May 2 2019
At times, people transform when they work collectively. One such instance is single-celled slime mold, which takes on completely new characteristics as a group. Another instance is a researcher and an artist working together on a museum event, integrating their individual tendencies toward the basic and the abstract.
I have trained my brain to think a certain way. I work in a very goal-oriented manner within the confines of physics.
Kirstin Petersen, Assistant Professor, Electrical and Computer Engineering, Cornell University
Petersen was chosen to work with artist Rachel Rose for Seven on Seven, a program that teams up artists with technologists and presents them the challenge of developing something new.
“Rachel showed me a very abstract piece of art, and I said, ‘I’m sorry, my engineering brain does not wrap around this,” Petersen stated. “And then she started explaining, and we started debating, and I think now we have converged on something that touches on the very foundation of our fields.”
Petersen and Rose exhibited their project—a sequence of collages developed by Rose, with Petersen discussing the robotics technology that motivated them—on April 27 at the New Museum in New York City. They were chosen and paired up by the coordinators of the event, which is produced by Rhizome, a new media arts team that is an affiliate-in-residence at the New Museum.
Collages of Rose were based on swarm robots that are, in turn, dependent on the characteristic of slime mold. Petersen’s Collective Embodied Intelligence Lab concentrates on simple robotic systems motivated by biology. Swarm robots are collectives made up of several elementary parts that are quite easy and inexpensive to create, and can work together to carry out difficult and complicated operations.
The individual amoebae in slime mold cannot perform much by themselves. However, when in a group, the organisms can form a shape that can move much faster through its environment, and arrange into a fruiting body that disperses spores to breed in new regions.
“We have these incredibly simple creatures that together can exhibit an immensely intelligent behavior,” Petersen said. “It is the ultimate form of altruism—some will be sacrificed and die, but the rest survive, so how do they decide who gets to survive and why? That’s the amazing complexity that emerges from these systems.”

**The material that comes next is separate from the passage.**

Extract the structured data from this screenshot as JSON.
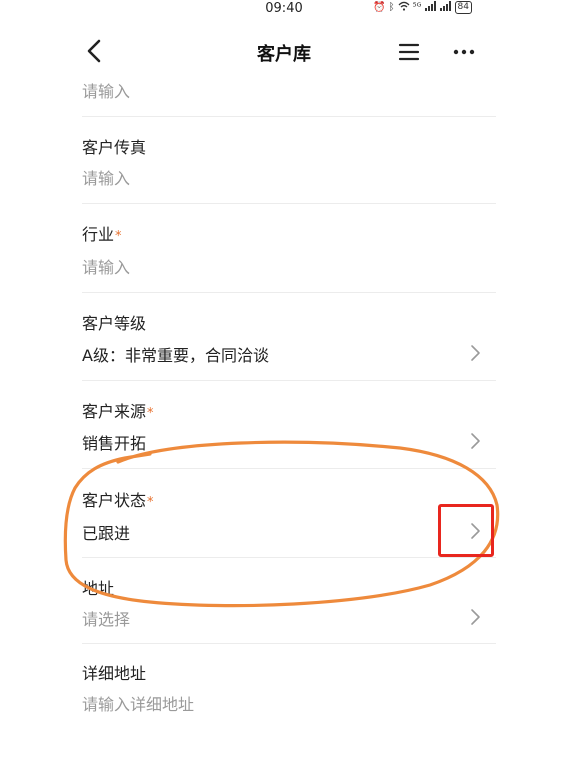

The robots that are being developed by her group—which weigh below 30 g and have magnets to repel and attract each other into shapes—may finally be able to correspond with the survival abilities of the slime mold.
Because our robots are flexible, they can interact safely with their environment and survive physical perturbations. We are developing software to make these robots able to evaluate their collective health. For example, identifying which one is low on power or under the highest amount of strain. They’re going to have to reason about how to collaborate to stay alive, and when it makes sense to give up some modules for the greater good.
Rachel Rose, Artist
Rose was fascinated by this idea, Petersen stated.
“Rachel saw this and she got very excited, and she said, ‘OK, well, first of all on a high level, you have these swarms and you’re adding more and more artificial intelligence to them,” she stated. “As we do that, every individual robot is no longer the same robot. They all have different histories and opinions. So to her, it’s interesting to think that over time they might differentiate, and you suddenly have different robots with their own personalities.
That can affect the swarm in different ways. They would sense and reason about their environment differently. And then what do you do? It’s a whole new level of complexity.
Kirstin Petersen, Assistant Professor, Electrical and Computer Engineering, Cornell University
The artwork by Rose focuses on this complexity, including complete images of what the robots, collectively, might eventually turn out to be. “It’s design at a very abstract level,” stated Petersen. “It was very interesting to see the ideas this prompted.”